In the "factorial" example the iterative implementation is likely to be slightly faster in practice than the recursive one. This is almost definite for the Euclidean Algorithm implementation. This result is typical, because iterative functions do not pay the "function-call overhead" as many times as recursive functions, and that overhead is relatively high in many languages. (Note that an even faster implementation for the factorial function on small integers is to use a lookup table.)

There are other types of problems whose solutions are inherently recursive, because they need to keep track of prior state. One example is tree traversal; others include the Ackermann function and divide-and-conquer algorithms such as Quicksort. All of these algorithms can be implemented iteratively with the help of a stack, but the need for the stack arguably nullifies the advantages of the iterative solution.

Another possible reason for choosing an iterative rather than a recursive algorithm is that in today's programming languages, the stack space available to a thread is often much less than the space available in the heap, and recursive algorithms tend to require more stack space than iterative algorithms. However, see the caveat below regarding the special case of tail recursion.

Tail-recursive functions

Tail-recursive functions are functions ending in a recursive call that does not build-up any deferred operations. For example, the gcd function (re-shown below) is tail-recursive; however, the factorial function (also re-shown below) is "augmenting recursive" because it builds up deferred operations that must be performed even after the final recursive call completes. With a compiler that automatically optimizes tail-recursive calls, a tail-recursive function such as gcd will execute using constant space. Thus the process it generates is iterative and equivalent to using imperative language control structures like the "for" and "while" loops.

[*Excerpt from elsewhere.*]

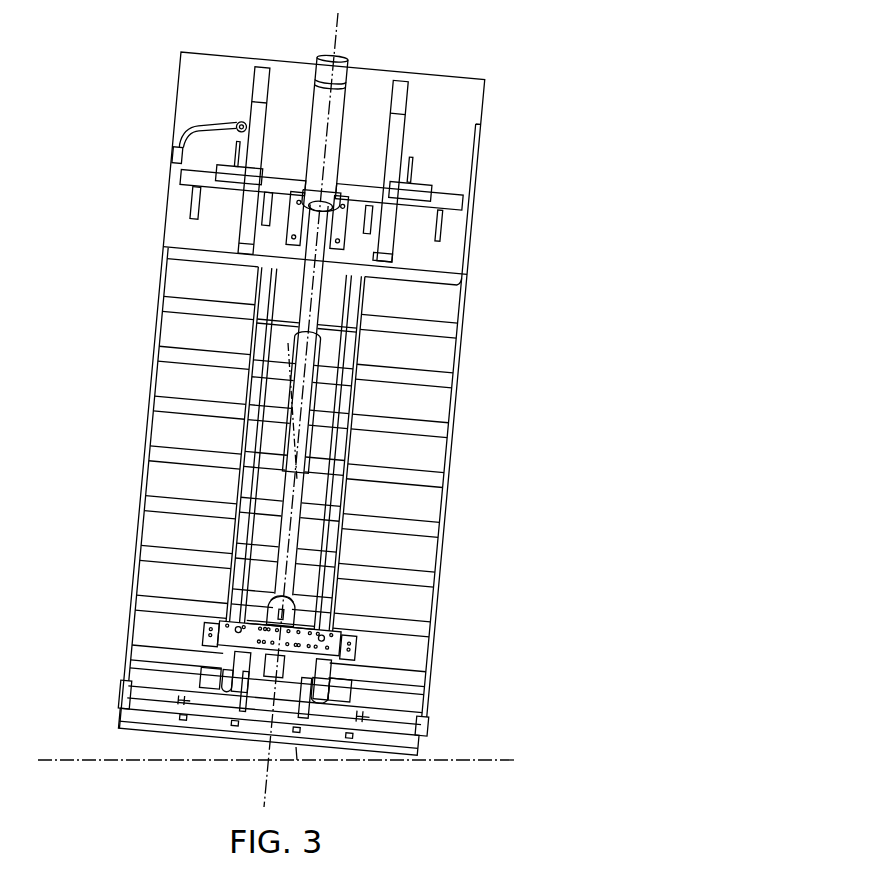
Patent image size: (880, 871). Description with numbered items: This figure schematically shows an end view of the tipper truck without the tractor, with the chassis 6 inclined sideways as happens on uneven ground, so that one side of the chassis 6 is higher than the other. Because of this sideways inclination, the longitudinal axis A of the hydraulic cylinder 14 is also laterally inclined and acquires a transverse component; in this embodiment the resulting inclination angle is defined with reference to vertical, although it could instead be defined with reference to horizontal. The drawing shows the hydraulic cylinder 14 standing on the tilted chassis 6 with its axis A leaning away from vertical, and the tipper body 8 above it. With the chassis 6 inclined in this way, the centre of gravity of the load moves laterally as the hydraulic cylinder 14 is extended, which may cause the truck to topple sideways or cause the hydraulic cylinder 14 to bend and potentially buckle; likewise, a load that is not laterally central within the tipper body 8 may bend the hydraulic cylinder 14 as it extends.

Tail recursion: Augmenting recursion:
//INPUT: Integers x, y such that x >= y and y > 0
int gcd(int x, int y)
{
if (y == 0)
return x;
else
return gcd(y, x % y);
}
//INPUT: n is an Integer such that n >= 1
int fact(int n)
{
if (n == 1)
return 1;
else
return n * fact(n - 1);
}

The significance of tail recursion is that when making a tail-recursive call, the caller's return position need not be saved on the call stack; when the recursive call returns, it will branch directly on the previously saved return position. Therefore, on compilers which support tail-recursion optimization, tail recursion saves both space and time.

Order of function calling

The order of calling a function may change the execution of a function, see this example in C language:

Function 1

void recursiveFunction(int num) {
if (num < 5) {
printf("%d\n", num);
recursiveFunction(num + 1);
}
}

Image:RecursiveFunction1 execution.png

Function 2 with swapped lines

void recursiveFunction(int num) {
if (num < 5) {
recursiveFunction(num + 1);
printf("%d\n", num);
}
}

Image:RecursiveFunction2 execution.png

Direct and indirect recursion

Direct recursion is when function calls itself. Indirect recursion is when (for example) function A calls function B, function B calls function C, and then function C calls function A. Long chains and branches are possible, see Recursive descent parser.